Two Plans — one for control-plane (rke2-server) and one for workers (rke2-agent). The agent Plan's prepare step blocks until the server Plan finishes, so the control plane always upgrades first. Both use concurrency: 1 (one node at a time).

apiVersion: upgrade.cattle.io/v1
kind: Plan
metadata: { name: rke2-server, namespace: system-upgrade }
spec:
concurrency: 1
cordon: true
nodeSelector:
matchExpressions:
- { key: rke2-upgrade, operator: In, values: ["true"] }
- { key: node-role.kubernetes.io/control-plane, operator: In, values: ["true"] }
serviceAccountName: system-upgrade
tolerations: [ { operator: Exists } ]
upgrade: { image: rancher/rke2-upgrade }
version: v1.33.12+rke2r2 # <-- next minor, not the final target
---
apiVersion: upgrade.cattle.io/v1
kind: Plan
metadata: { name: rke2-agent, namespace: system-upgrade }
spec:
concurrency: 1
cordon: true
nodeSelector:
matchExpressions:
- { key: rke2-upgrade, operator: In, values: ["true"] }
- { key: node-role.kubernetes.io/control-plane, operator: NotIn, values: ["true"] }
serviceAccountName: system-upgrade
tolerations: [ { operator: Exists } ]
prepare: { args: ["prepare", "rke2-server"], image: rancher/rke2-upgrade }
upgrade: { image: rancher/rke2-upgrade }
version: v1.33.12+rke2r2
kubectl apply -f rke2-upgrade-plans.yaml

4. Watch the pass

kubectl -n system-upgrade get plans
kubectl -n system-upgrade get jobs,pods
kubectl get nodes -o wide # kubeletVersion flips per node as each finishes

Nodes cycle Ready,SchedulingDisabledNotReady (brief) → Ready. The controller uncordons each node when its job succeeds.

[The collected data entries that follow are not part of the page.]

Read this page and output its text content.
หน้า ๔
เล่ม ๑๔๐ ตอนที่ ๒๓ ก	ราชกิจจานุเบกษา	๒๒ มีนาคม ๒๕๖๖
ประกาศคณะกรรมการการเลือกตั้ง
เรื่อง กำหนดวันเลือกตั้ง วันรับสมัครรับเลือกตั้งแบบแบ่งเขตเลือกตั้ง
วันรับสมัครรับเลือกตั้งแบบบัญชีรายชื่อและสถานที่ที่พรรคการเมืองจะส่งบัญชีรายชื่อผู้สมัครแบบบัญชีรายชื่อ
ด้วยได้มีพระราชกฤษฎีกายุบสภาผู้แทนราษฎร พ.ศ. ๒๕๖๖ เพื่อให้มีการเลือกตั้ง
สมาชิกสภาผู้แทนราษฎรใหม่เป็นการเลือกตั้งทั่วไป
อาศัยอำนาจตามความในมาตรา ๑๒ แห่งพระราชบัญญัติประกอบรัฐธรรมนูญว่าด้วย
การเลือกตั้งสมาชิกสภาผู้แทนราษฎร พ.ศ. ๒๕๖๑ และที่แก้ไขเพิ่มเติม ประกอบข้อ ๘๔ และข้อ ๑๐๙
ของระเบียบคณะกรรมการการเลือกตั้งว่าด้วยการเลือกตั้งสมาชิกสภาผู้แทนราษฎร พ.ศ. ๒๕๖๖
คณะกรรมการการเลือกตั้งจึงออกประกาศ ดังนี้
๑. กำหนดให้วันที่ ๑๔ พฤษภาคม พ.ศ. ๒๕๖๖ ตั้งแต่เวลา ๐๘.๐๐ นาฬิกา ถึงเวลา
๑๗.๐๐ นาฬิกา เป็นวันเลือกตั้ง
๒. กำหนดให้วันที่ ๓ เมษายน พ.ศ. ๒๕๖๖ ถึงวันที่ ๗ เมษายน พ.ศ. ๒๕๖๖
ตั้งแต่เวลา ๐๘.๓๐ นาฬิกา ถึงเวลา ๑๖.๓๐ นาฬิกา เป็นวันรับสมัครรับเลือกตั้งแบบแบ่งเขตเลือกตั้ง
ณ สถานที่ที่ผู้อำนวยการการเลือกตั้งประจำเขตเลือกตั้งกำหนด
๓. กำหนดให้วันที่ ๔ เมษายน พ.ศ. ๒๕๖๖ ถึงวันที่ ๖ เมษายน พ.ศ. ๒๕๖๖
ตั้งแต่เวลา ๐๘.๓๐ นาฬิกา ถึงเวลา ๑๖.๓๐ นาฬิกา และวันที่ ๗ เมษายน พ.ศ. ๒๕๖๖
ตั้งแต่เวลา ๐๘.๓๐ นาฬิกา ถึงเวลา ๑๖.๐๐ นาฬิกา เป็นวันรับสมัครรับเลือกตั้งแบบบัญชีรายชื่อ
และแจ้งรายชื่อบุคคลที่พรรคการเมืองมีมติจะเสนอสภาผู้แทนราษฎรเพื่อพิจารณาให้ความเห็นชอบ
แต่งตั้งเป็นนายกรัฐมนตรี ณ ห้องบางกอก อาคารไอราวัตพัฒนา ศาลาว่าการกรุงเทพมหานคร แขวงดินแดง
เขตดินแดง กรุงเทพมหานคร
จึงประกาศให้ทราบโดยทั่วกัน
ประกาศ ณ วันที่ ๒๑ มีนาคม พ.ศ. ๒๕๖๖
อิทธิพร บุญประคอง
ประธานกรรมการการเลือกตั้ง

5. Validate before the next minor

kubectl get nodes                                   # all Ready, all on the new minor
kubectl -n kube-system get pods | grep -E 'kube-ovn|ovs|multus' # CNI healthy
kubectl get vmi -A # VMs still Running
kubectl get pods -A | grep -vE 'Running|Completed' # nothing stuck

If healthy, advance both Plans to the next minor — SUC re-runs because the version hash changes:

NEXT=v1.34.8+rke2r2
kubectl -n system-upgrade patch plan rke2-server --type=merge -p "{\"spec\":{\"version\":\"$NEXT\"}}"
kubectl -n system-upgrade patch plan rke2-agent --type=merge -p "{\"spec\":{\"version\":\"$NEXT\"}}"

Repeat until you reach the final target. When done, you can clear the target:

kubectl -n system-upgrade delete plan rke2-server rke2-agent

KubeVirt VMs: cordon-only vs drain

The example Plans above are cordon-only (no drain:). This is the right default when VMs are not live-migratable (evictionStrategy: None): a drain would evict their virt-launcher pods and stop the VMs, whereas cordon-only leaves the containerd-managed VM pods running across the in-place rke2 restart (rke2-upgrade swaps the binary, it does not reboot the host).

If your VMs are live-migratable, add a drain to the agent Plan for a cleaner roll:

  drain: { force: true, skipWaitForDeleteTimeout: 60 }

If a node's upgrade job won't schedule

Symptom: the node stays on the old version and kubectl -n system-upgrade get pods shows the apply pod Pending or Evicted.

  • FailedScheduling … Too many pods → the node is at its max-pods cap. Raise max-pods (kubelet arg) and restart the agent, or free a slot.
  • Pod was rejected … DiskPressure → the node is out of disk. Free space (image prune helps only marginally if the bulk is PVC data) and/or relax the disk eviction threshold to no tighter than current free space.
  • A previous attempt left a Failed Job that SUC is backing off from. Delete the stale Job so the controller recreates it: kubectl -n system-upgrade delete job <apply-…-job>.

Post-upgrade

  • Confirm all nodes report the target version and are Ready.
  • Re-check CNI, KubeVirt VMs, and every operator pod.
  • Re-unseal OpenBao if its pod restarted.
  • The OIDC-webhook API-server flag lives in /etc/rancher/rke2/config.yaml and survives the binary swap — no re-cutover needed.